What do you tell people who are disappointed with their lives, who look back at all the might-have-beens?

We have the power right now to live our lives with urgency. The people who are disappointed with their lives need to change their lives right this minute. And they can! And it doesn't mean leaving your job, it means doing something that makes you feel good about yourself. Don't let yourself die. You're still alive.

In the chapter "Can Botox Fix Your Soul?" you come down hard on plastic surgery. Why are you so critical of it?

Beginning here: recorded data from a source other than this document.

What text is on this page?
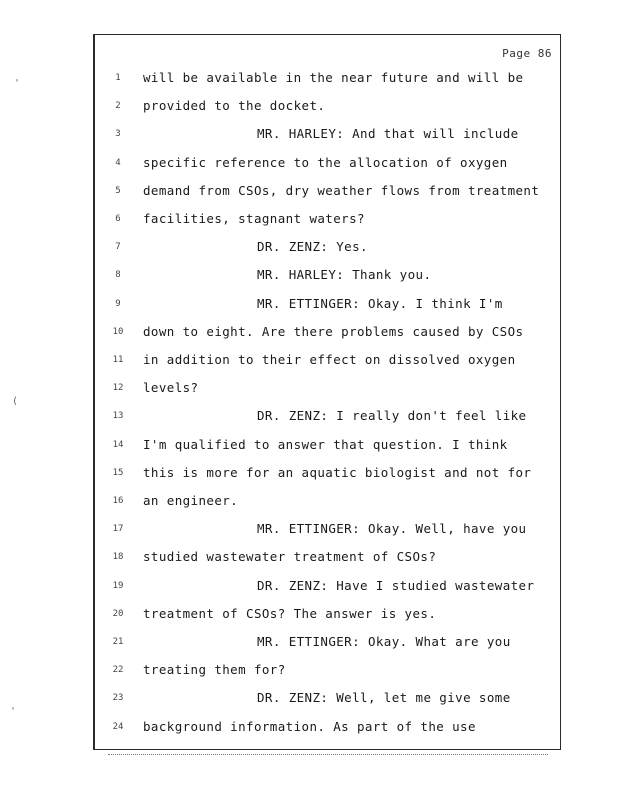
Page 86
1	will be available in the near future and will be
2	provided to the docket.
3	MR. HARLEY: And that will include
4	specific reference to the allocation of oxygen
5	demand from CSOs, dry weather flows from treatment
6	facilities, stagnant waters?
7	DR. ZENZ: Yes.
8	MR. HARLEY: Thank you.
9	MR. ETTINGER: Okay. I think I'm
10	down to eight. Are there problems caused by CSOs
11	in addition to their effect on dissolved oxygen
12	levels?
13	DR. ZENZ: I really don't feel like
14	I'm qualified to answer that question. I think
15	this is more for an aquatic biologist and not for
16	an engineer.
17	MR. ETTINGER: Okay. Well, have you
18	studied wastewater treatment of CSOs?
19	DR. ZENZ: Have I studied wastewater
20	treatment of CSOs? The answer is yes.
21	MR. ETTINGER: Okay. What are you
22	treating them for?
23	DR. ZENZ: Well, let me give some
24	background information. As part of the use
'
(
'
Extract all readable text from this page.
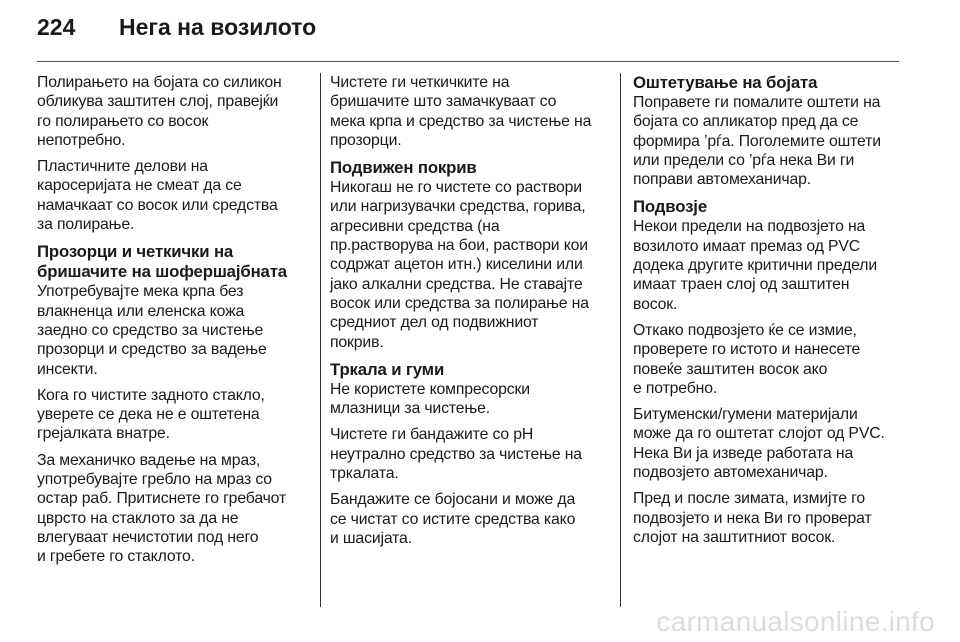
224	Нега на возилото

Полирањето на бојата со силикон
обликува заштитен слој, правејќи
го полирањето со восок
непотребно.

Пластичните делови на
каросеријата не смеат да се
намачкаат со восок или средства
за полирање.

Прозорци и четкички на
бришачите на шофершајбната

Употребувајте мека крпа без
влакненца или еленска кожа
заедно со средство за чистење
прозорци и средство за вадење
инсекти.

Кога го чистите задното стакло,
уверете се дека не е оштетена
грејалката внатре.

За механичко вадење на мраз,
употребувајте гребло на мраз со
остар раб. Притиснете го гребачот
цврсто на стаклото за да не
влегуваат нечистотии под него
и гребете го стаклото.

Чистете ги четкичките на
бришачите што замачкуваат со
мека крпа и средство за чистење на
прозорци.

Подвижен покрив

Никогаш не го чистете со раствори
или нагризувачки средства, горива,
агресивни средства (на
пр.растворува на бои, раствори кои
содржат ацетон итн.) киселини или
јако алкални средства. Не ставајте
восок или средства за полирање на
средниот дел од подвижниот
покрив.

Тркала и гуми

Не користете компресорски
млазници за чистење.

Чистете ги бандажите со pH
неутрално средство за чистење на
тркалата.

Бандажите се бојосани и може да
се чистат со истите средства како
и шасијата.

Оштетување на бојата

Поправете ги помалите оштети на
бојата со апликатор пред да се
формира ’рѓа. Поголемите оштети
или предели со ’рѓа нека Ви ги
поправи автомеханичар.

Подвозје

Некои предели на подвозјето на
возилото имаат премаз од PVC
додека другите критични предели
имаат траен слој од заштитен
восок.

Откако подвозјето ќе се измие,
проверете го истото и нанесете
повеќе заштитен восок ако
е потребно.

Битуменски/гумени материјали
може да го оштетат слојот од PVC.
Нека Ви ја изведе работата на
подвозјето автомеханичар.

Пред и после зимата, измијте го
подвозјето и нека Ви го проверат
слојот на заштитниот восок.

carmanualsonline.info
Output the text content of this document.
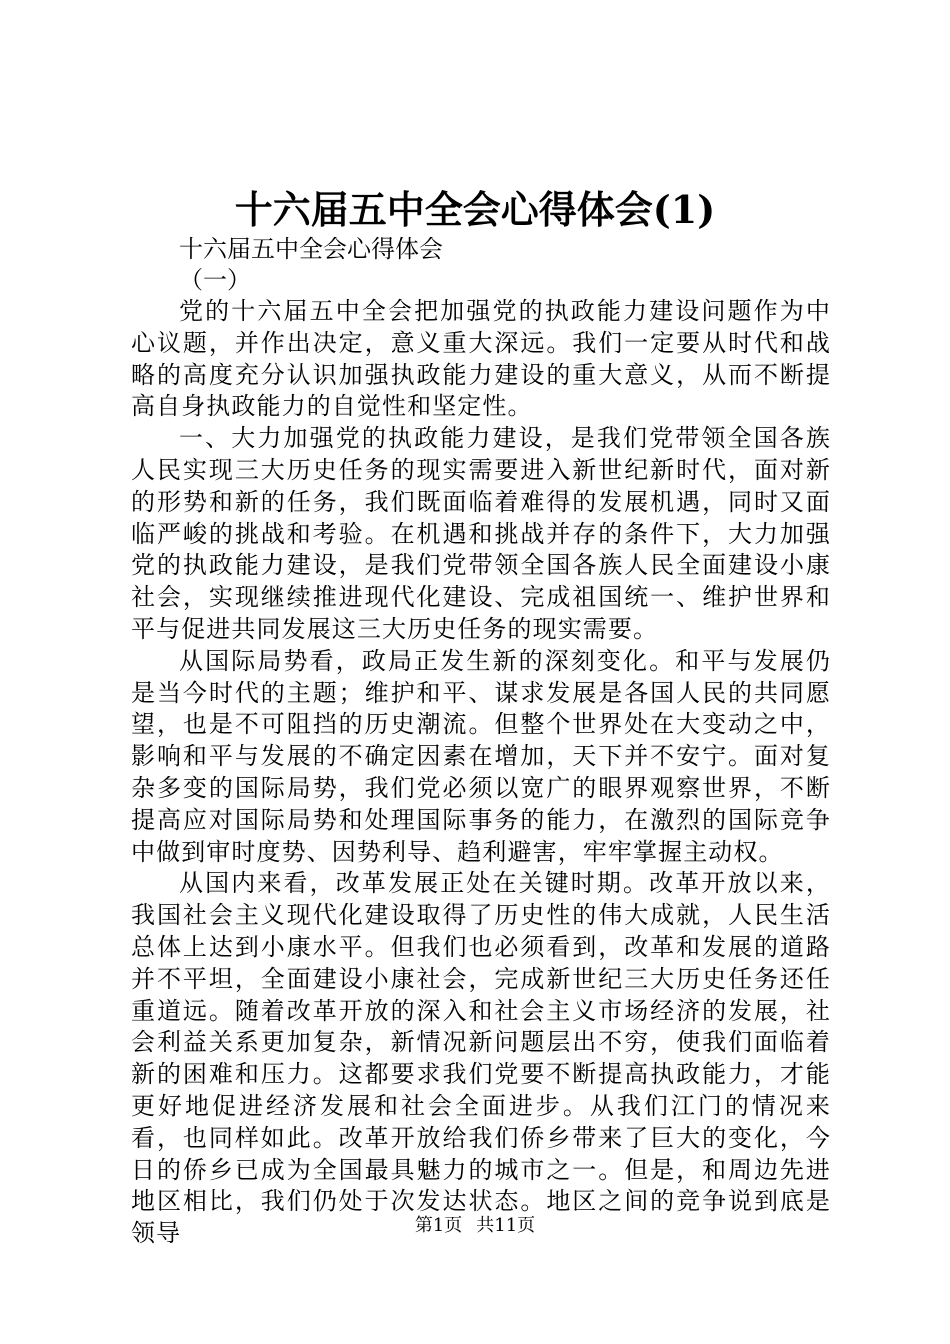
十六届五中全会心得体会(1)

十六届五中全会心得体会

（一）

党的十六届五中全会把加强党的执政能力建设问题作为中心议题，并作出决定，意义重大深远。我们一定要从时代和战略的高度充分认识加强执政能力建设的重大意义，从而不断提高自身执政能力的自觉性和坚定性。

一、大力加强党的执政能力建设，是我们党带领全国各族人民实现三大历史任务的现实需要进入新世纪新时代，面对新的形势和新的任务，我们既面临着难得的发展机遇，同时又面临严峻的挑战和考验。在机遇和挑战并存的条件下，大力加强党的执政能力建设，是我们党带领全国各族人民全面建设小康社会，实现继续推进现代化建设、完成祖国统一、维护世界和平与促进共同发展这三大历史任务的现实需要。

从国际局势看，政局正发生新的深刻变化。和平与发展仍是当今时代的主题；维护和平、谋求发展是各国人民的共同愿望，也是不可阻挡的历史潮流。但整个世界处在大变动之中，影响和平与发展的不确定因素在增加，天下并不安宁。面对复杂多变的国际局势，我们党必须以宽广的眼界观察世界，不断提高应对国际局势和处理国际事务的能力，在激烈的国际竞争中做到审时度势、因势利导、趋利避害，牢牢掌握主动权。

从国内来看，改革发展正处在关键时期。改革开放以来，我国社会主义现代化建设取得了历史性的伟大成就，人民生活总体上达到小康水平。但我们也必须看到，改革和发展的道路并不平坦，全面建设小康社会，完成新世纪三大历史任务还任重道远。随着改革开放的深入和社会主义市场经济的发展，社会利益关系更加复杂，新情况新问题层出不穷，使我们面临着新的困难和压力。这都要求我们党要不断提高执政能力，才能更好地促进经济发展和社会全面进步。从我们江门的情况来看，也同样如此。改革开放给我们侨乡带来了巨大的变化，今日的侨乡已成为全国最具魅力的城市之一。但是，和周边先进地区相比，我们仍处于次发达状态。地区之间的竞争说到底是领导	第1页 共11页
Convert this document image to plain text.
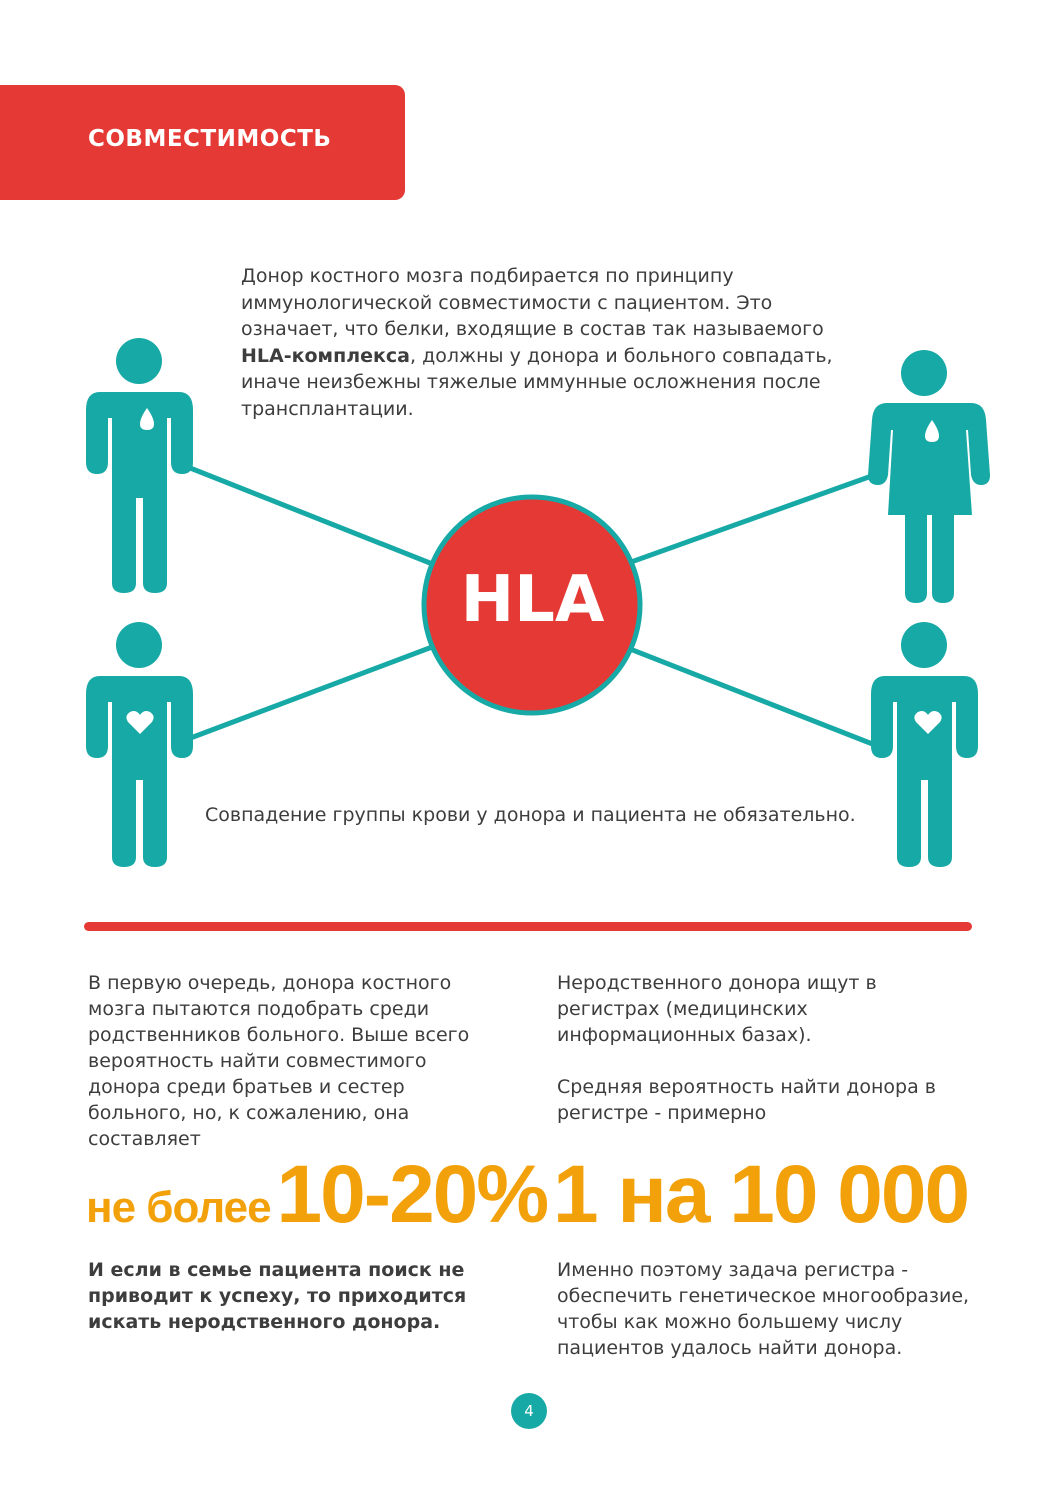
СОВМЕСТИМОСТЬ
Донор костного мозга подбирается по принципу иммунологической совместимости с пациентом. Это означает, что белки, входящие в состав так называемого HLA-комплекса, должны у донора и больного совпадать, иначе неизбежны тяжелые иммунные осложнения после трансплантации.
HLA
Совпадение группы крови у донора и пациента не обязательно.

В первую очередь, донора костного мозга пытаются подобрать среди родственников больного. Выше всего вероятность найти совместимого донора среди братьев и сестер больного, но, к сожалению, она составляет

Неродственного донора ищут в регистрах (медицинских информационных базах).

Средняя вероятность найти донора в регистре - примерно

не более10-20% 1 на 10 000
И если в семье пациента поиск не приводит к успеху, то приходится искать неродственного донора.
Именно поэтому задача регистра - обеспечить генетическое многообразие, чтобы как можно большему числу пациентов удалось найти донора.
4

Men and women seeking plastic surgery need to make sure they are doing so for the right reasons. Those who think a facelift or lifting other body parts can resurrect a sagging life are setting themselves up for disaster. ...We all have friends who go at it again and again, with repeated liposuction and implant procedures, and multiple Botox treatments. To what end? Even in the hands of the [best] surgeons, you can never win the race against time. Wrinkles and rolls return. So I say we work on accepting the vision in our mirrors as the aging process naturally unfolds, staying in the best possible shape with a healthy diet and committed exercise program.

Those of us striding swiftly into middle age need to band together to shatter any lingering myths that being sexy and whole has anything to do with age. I would never want to be 27 again. At 27 I was floundering. At 48, I know exactly who I am. There are plenty of mature, unretouched people in my book with sexy, adventurous, very hot lives. When you are passionate about who you are and what you are doing, added lines and increasing strands of gray don't seem to matter as much.